Summary of the example article:
The Ukrainian president says the country will not forgive or forget those who murder its civilians.


In [5]:
def summarize_external_text(external_text, num_sentences=3):
    return extractive_summary(external_text, num_sentences)

# Example external text for summarization
external_text = """
Artificial intelligence (AI) refers to the simulation of human intelligence in machines programmed to think and learn like humans. These machines are designed to perform tasks that typically require human intelligence, such as visual perception, speech recognition, decision-making, and language translation. AI has become an integral part of our daily lives, influencing various sectors such as healthcare, finance, transportation, and entertainment.

The history of AI can be traced back to the mid-20th century, when pioneers like Alan Turing and John McCarthy began exploring the concept of machines capable of intelligent behavior. Turing proposed the Turing Test as a measure of a machine's ability to exhibit intelligent behavior indistinguishable from that of a human. This foundational idea sparked research in computer science and cognitive psychology, leading to the development of algorithms and models that simulate human thought processes.

In recent years, advancements in machine learning—a subset of AI—have propelled the field forward. Machine learning algorithms enable computers to learn from data and improve their performance over time without being explicitly programmed. This has resulted in significant breakthroughs in various applications, including image and speech recognition, natural language processing, and autonomous systems.

One of the most notable applications of AI is in healthcare, where it aids in diagnostics, personalized medicine, and drug discovery. AI algorithms can analyze medical images to detect conditions like tumors and fractures with remarkable accuracy. Additionally, AI-driven chatbots and virtual assistants are transforming patient interactions, providing real-time information and support.

In the financial sector, AI is used for fraud detection, algorithmic trading, and risk management. Financial institutions leverage AI to analyze vast amounts of data, identify patterns, and make informed decisions quickly. This not only enhances operational efficiency but also improves customer experiences.

Transportation is another area significantly impacted by AI, particularly with the rise of autonomous vehicles. Companies like Tesla and Waymo are at the forefront of developing self-driving technology, aiming to create safer and more efficient transportation systems. AI enables these vehicles to perceive their surroundings, make decisions, and navigate complex environments.

Despite the numerous benefits of AI, there are also challenges and ethical concerns associated with its implementation. Issues related to data privacy, algorithmic bias, and job displacement due to automation have sparked debates among policymakers, researchers, and the public.
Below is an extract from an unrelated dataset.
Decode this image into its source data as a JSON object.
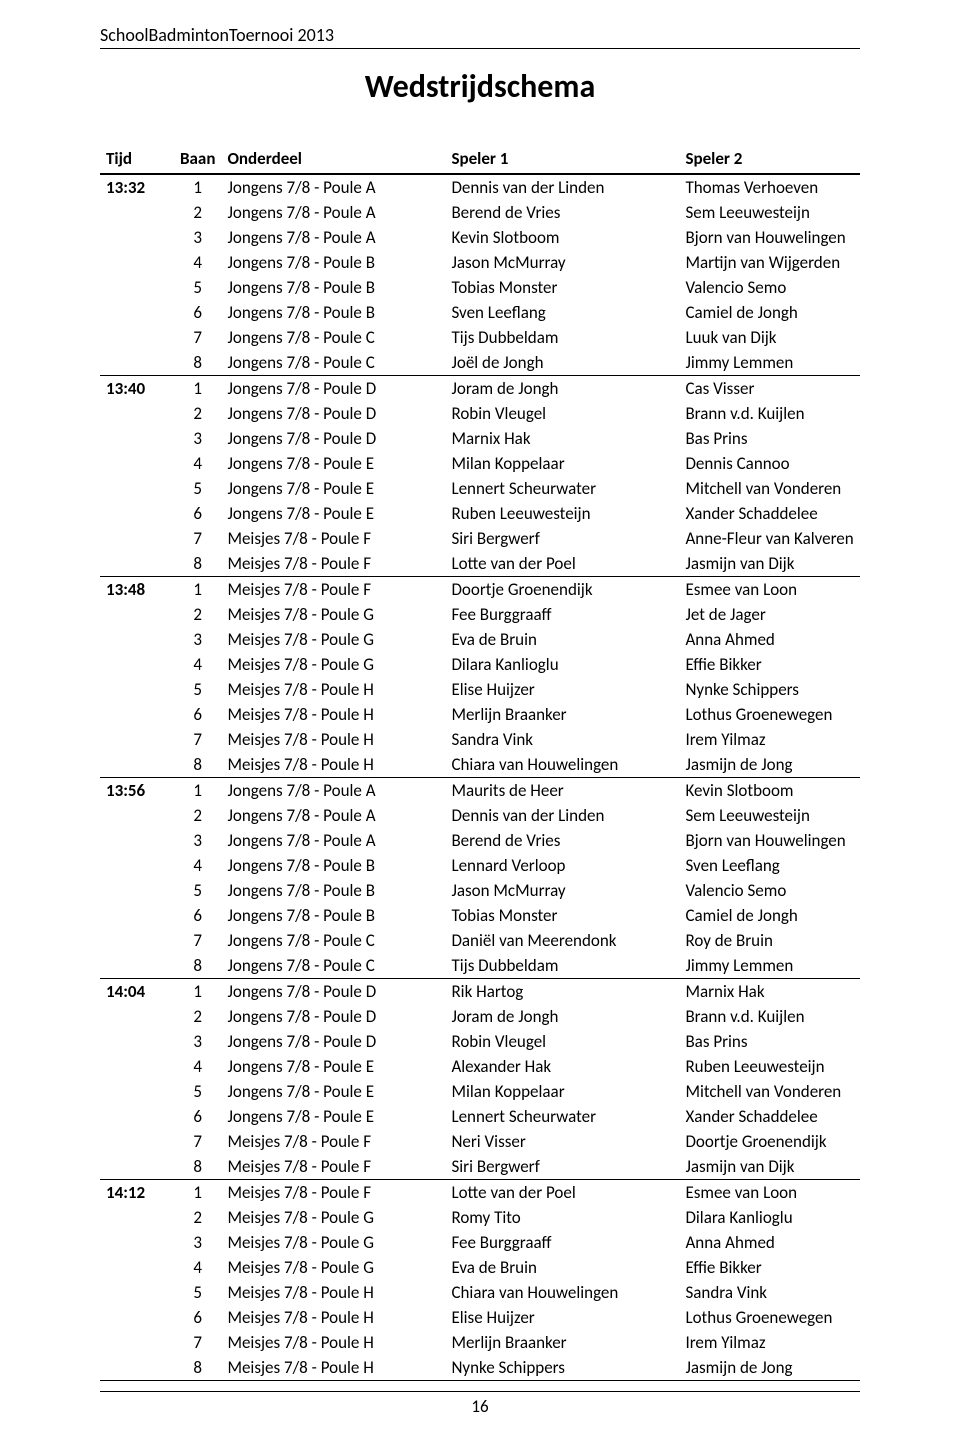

Ensuring that AI technologies are developed and deployed responsibly is crucial for maximizing their potential benefits while minimizing risks.
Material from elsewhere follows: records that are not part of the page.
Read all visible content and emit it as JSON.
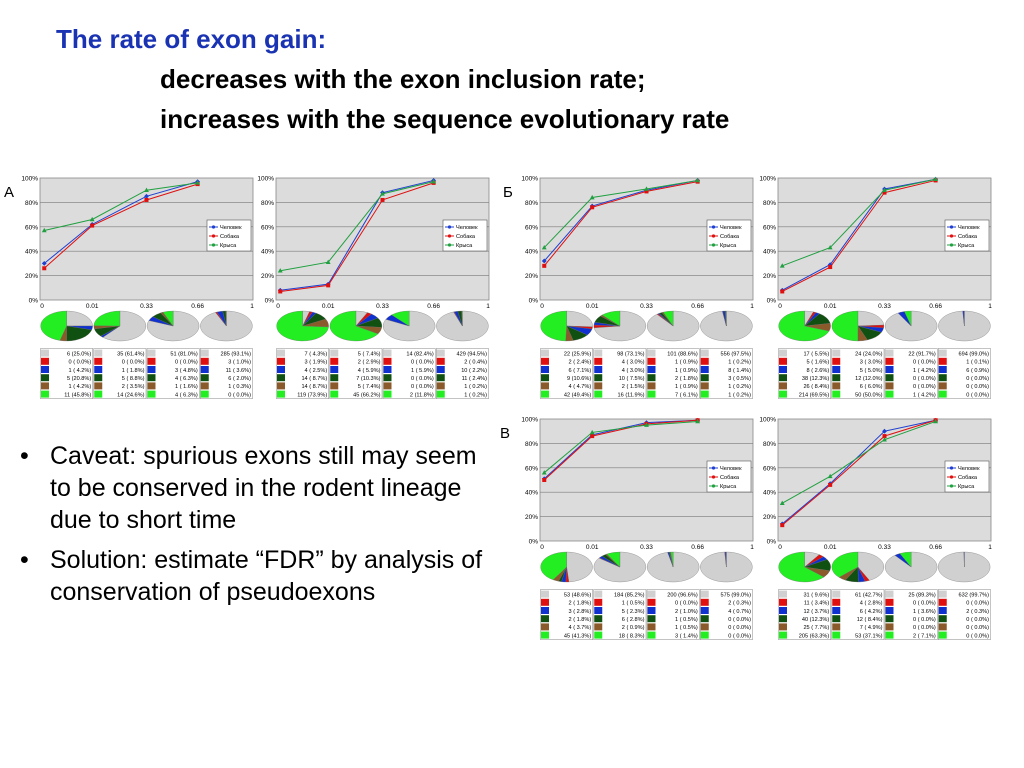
{
  "slide": {
    "title": "The rate of exon gain:",
    "subtitle_1": "decreases with the exon inclusion rate;",
    "subtitle_2": "increases with the sequence evolutionary rate",
    "bullets": [
      "Caveat: spurious exons still may seem to be conserved in the rodent lineage due to short time",
      "Solution: estimate “FDR” by analysis of conservation of pseudoexons"
    ]
  },
  "colors": {
    "plot_bg": "#dcdcdc",
    "series": [
      "#1f3fd0",
      "#e01010",
      "#20a040"
    ],
    "pie": [
      "#d0d0d0",
      "#e01010",
      "#1030d0",
      "#105010",
      "#8b5a2b",
      "#22ee22"
    ]
  },
  "chart_data": [
    {
      "type": "line",
      "panel": "А",
      "x_ticks": [
        "0",
        "0.01",
        "0.33",
        "0.66",
        "1"
      ],
      "y_ticks": [
        "0%",
        "20%",
        "40%",
        "60%",
        "80%",
        "100%"
      ],
      "ylim": [
        0,
        100
      ],
      "legend": [
        "Человек",
        "Собака",
        "Крыса"
      ],
      "legend_position": "right",
      "series": [
        {
          "name": "Человек",
          "values": [
            30,
            62,
            85,
            97
          ]
        },
        {
          "name": "Собака",
          "values": [
            26,
            61,
            82,
            95
          ]
        },
        {
          "name": "Крыса",
          "values": [
            57,
            66,
            90,
            96
          ]
        }
      ],
      "tables": [
        [
          "6 (25.0%)",
          "0 ( 0.0%)",
          "1 ( 4.2%)",
          "5 (20.8%)",
          "1 ( 4.2%)",
          "11 (45.8%)"
        ],
        [
          "35 (61.4%)",
          "0 ( 0.0%)",
          "1 ( 1.8%)",
          "5 ( 8.8%)",
          "2 ( 3.5%)",
          "14 (24.6%)"
        ],
        [
          "51 (81.0%)",
          "0 ( 0.0%)",
          "3 ( 4.8%)",
          "4 ( 6.3%)",
          "1 ( 1.6%)",
          "4 ( 6.3%)"
        ],
        [
          "285 (93.1%)",
          "3 ( 1.0%)",
          "11 ( 3.6%)",
          "6 ( 2.0%)",
          "1 ( 0.3%)",
          "0 ( 0.0%)"
        ]
      ]
    },
    {
      "type": "line",
      "panel": "",
      "x_ticks": [
        "0",
        "0.01",
        "0.33",
        "0.66",
        "1"
      ],
      "y_ticks": [
        "0%",
        "20%",
        "40%",
        "60%",
        "80%",
        "100%"
      ],
      "ylim": [
        0,
        100
      ],
      "legend": [
        "Человек",
        "Собака",
        "Крыса"
      ],
      "legend_position": "right",
      "series": [
        {
          "name": "Человек",
          "values": [
            8,
            13,
            88,
            98
          ]
        },
        {
          "name": "Собака",
          "values": [
            7,
            12,
            82,
            96
          ]
        },
        {
          "name": "Крыса",
          "values": [
            24,
            31,
            87,
            97
          ]
        }
      ],
      "tables": [
        [
          "7 ( 4.3%)",
          "3 ( 1.9%)",
          "4 ( 2.5%)",
          "14 ( 8.7%)",
          "14 ( 8.7%)",
          "119 (73.9%)"
        ],
        [
          "5 ( 7.4%)",
          "2 ( 2.9%)",
          "4 ( 5.9%)",
          "7 (10.3%)",
          "5 ( 7.4%)",
          "45 (66.2%)"
        ],
        [
          "14 (82.4%)",
          "0 ( 0.0%)",
          "1 ( 5.9%)",
          "0 ( 0.0%)",
          "0 ( 0.0%)",
          "2 (11.8%)"
        ],
        [
          "429 (94.5%)",
          "2 ( 0.4%)",
          "10 ( 2.2%)",
          "11 ( 2.4%)",
          "1 ( 0.2%)",
          "1 ( 0.2%)"
        ]
      ]
    },
    {
      "type": "line",
      "panel": "Б",
      "x_ticks": [
        "0",
        "0.01",
        "0.33",
        "0.66",
        "1"
      ],
      "y_ticks": [
        "0%",
        "20%",
        "40%",
        "60%",
        "80%",
        "100%"
      ],
      "ylim": [
        0,
        100
      ],
      "legend": [
        "Человек",
        "Собака",
        "Крыса"
      ],
      "legend_position": "right",
      "series": [
        {
          "name": "Человек",
          "values": [
            32,
            77,
            90,
            98
          ]
        },
        {
          "name": "Собака",
          "values": [
            28,
            76,
            89,
            97
          ]
        },
        {
          "name": "Крыса",
          "values": [
            43,
            84,
            91,
            98
          ]
        }
      ],
      "tables": [
        [
          "22 (25.9%)",
          "2 ( 2.4%)",
          "6 ( 7.1%)",
          "9 (10.6%)",
          "4 ( 4.7%)",
          "42 (49.4%)"
        ],
        [
          "98 (73.1%)",
          "4 ( 3.0%)",
          "4 ( 3.0%)",
          "10 ( 7.5%)",
          "2 ( 1.5%)",
          "16 (11.9%)"
        ],
        [
          "101 (88.6%)",
          "1 ( 0.9%)",
          "1 ( 0.9%)",
          "2 ( 1.8%)",
          "1 ( 0.9%)",
          "7 ( 6.1%)"
        ],
        [
          "556 (97.5%)",
          "1 ( 0.2%)",
          "8 ( 1.4%)",
          "3 ( 0.5%)",
          "1 ( 0.2%)",
          "1 ( 0.2%)"
        ]
      ]
    },
    {
      "type": "line",
      "panel": "",
      "x_ticks": [
        "0",
        "0.01",
        "0.33",
        "0.66",
        "1"
      ],
      "y_ticks": [
        "0%",
        "20%",
        "40%",
        "60%",
        "80%",
        "100%"
      ],
      "ylim": [
        0,
        100
      ],
      "legend": [
        "Человек",
        "Собака",
        "Крыса"
      ],
      "legend_position": "right",
      "series": [
        {
          "name": "Человек",
          "values": [
            8,
            29,
            91,
            99
          ]
        },
        {
          "name": "Собака",
          "values": [
            7,
            27,
            88,
            98
          ]
        },
        {
          "name": "Крыса",
          "values": [
            28,
            43,
            90,
            99
          ]
        }
      ],
      "tables": [
        [
          "17 ( 5.5%)",
          "5 ( 1.6%)",
          "8 ( 2.6%)",
          "38 (12.3%)",
          "26 ( 8.4%)",
          "214 (69.5%)"
        ],
        [
          "24 (24.0%)",
          "3 ( 3.0%)",
          "5 ( 5.0%)",
          "12 (12.0%)",
          "6 ( 6.0%)",
          "50 (50.0%)"
        ],
        [
          "22 (91.7%)",
          "0 ( 0.0%)",
          "1 ( 4.2%)",
          "0 ( 0.0%)",
          "0 ( 0.0%)",
          "1 ( 4.2%)"
        ],
        [
          "694 (99.0%)",
          "1 ( 0.1%)",
          "6 ( 0.9%)",
          "0 ( 0.0%)",
          "0 ( 0.0%)",
          "0 ( 0.0%)"
        ]
      ]
    },
    {
      "type": "line",
      "panel": "В",
      "x_ticks": [
        "0",
        "0.01",
        "0.33",
        "0.66",
        "1"
      ],
      "y_ticks": [
        "0%",
        "20%",
        "40%",
        "60%",
        "80%",
        "100%"
      ],
      "ylim": [
        0,
        100
      ],
      "legend": [
        "Человек",
        "Собака",
        "Крыса"
      ],
      "legend_position": "right",
      "series": [
        {
          "name": "Человек",
          "values": [
            51,
            87,
            97,
            99
          ]
        },
        {
          "name": "Собака",
          "values": [
            50,
            86,
            96,
            99
          ]
        },
        {
          "name": "Крыса",
          "values": [
            56,
            89,
            95,
            98
          ]
        }
      ],
      "tables": [
        [
          "53 (48.6%)",
          "2 ( 1.8%)",
          "3 ( 2.8%)",
          "2 ( 1.8%)",
          "4 ( 3.7%)",
          "45 (41.3%)"
        ],
        [
          "184 (85.2%)",
          "1 ( 0.5%)",
          "5 ( 2.3%)",
          "6 ( 2.8%)",
          "2 ( 0.9%)",
          "18 ( 8.3%)"
        ],
        [
          "200 (96.6%)",
          "0 ( 0.0%)",
          "2 ( 1.0%)",
          "1 ( 0.5%)",
          "1 ( 0.5%)",
          "3 ( 1.4%)"
        ],
        [
          "575 (99.0%)",
          "2 ( 0.3%)",
          "4 ( 0.7%)",
          "0 ( 0.0%)",
          "0 ( 0.0%)",
          "0 ( 0.0%)"
        ]
      ]
    },
    {
      "type": "line",
      "panel": "",
      "x_ticks": [
        "0",
        "0.01",
        "0.33",
        "0.66",
        "1"
      ],
      "y_ticks": [
        "0%",
        "20%",
        "40%",
        "60%",
        "80%",
        "100%"
      ],
      "ylim": [
        0,
        100
      ],
      "legend": [
        "Человек",
        "Собака",
        "Крыса"
      ],
      "legend_position": "right",
      "series": [
        {
          "name": "Человек",
          "values": [
            14,
            47,
            90,
            99
          ]
        },
        {
          "name": "Собака",
          "values": [
            13,
            46,
            86,
            99
          ]
        },
        {
          "name": "Крыса",
          "values": [
            31,
            53,
            83,
            98
          ]
        }
      ],
      "tables": [
        [
          "31 ( 9.6%)",
          "11 ( 3.4%)",
          "12 ( 3.7%)",
          "40 (12.3%)",
          "25 ( 7.7%)",
          "205 (63.3%)"
        ],
        [
          "61 (42.7%)",
          "4 ( 2.8%)",
          "6 ( 4.2%)",
          "12 ( 8.4%)",
          "7 ( 4.9%)",
          "53 (37.1%)"
        ],
        [
          "25 (89.3%)",
          "0 ( 0.0%)",
          "1 ( 3.6%)",
          "0 ( 0.0%)",
          "0 ( 0.0%)",
          "2 ( 7.1%)"
        ],
        [
          "632 (99.7%)",
          "0 ( 0.0%)",
          "2 ( 0.3%)",
          "0 ( 0.0%)",
          "0 ( 0.0%)",
          "0 ( 0.0%)"
        ]
      ]
    }
  ]
}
In conclusion, artificial intelligence represents a transformative force in society, with the potential to enhance productivity, improve quality of life, and solve complex problems. As AI continues to evolve, it will be essential to address the ethical implications and ensure that its advancements benefit all segments of society."""
external_summary = summarize_external_text(external_text, num_sentences=2)
print("Summary of the external text:")
print(external_summary)

Summary of the external text:
Artificial intelligence (AI) refers to the simulation of human intelligence in machines programmed to think and learn like humans. AI has become an integral part of our daily lives, influencing various sectors such as healthcare, finance, transportation, and entertainment.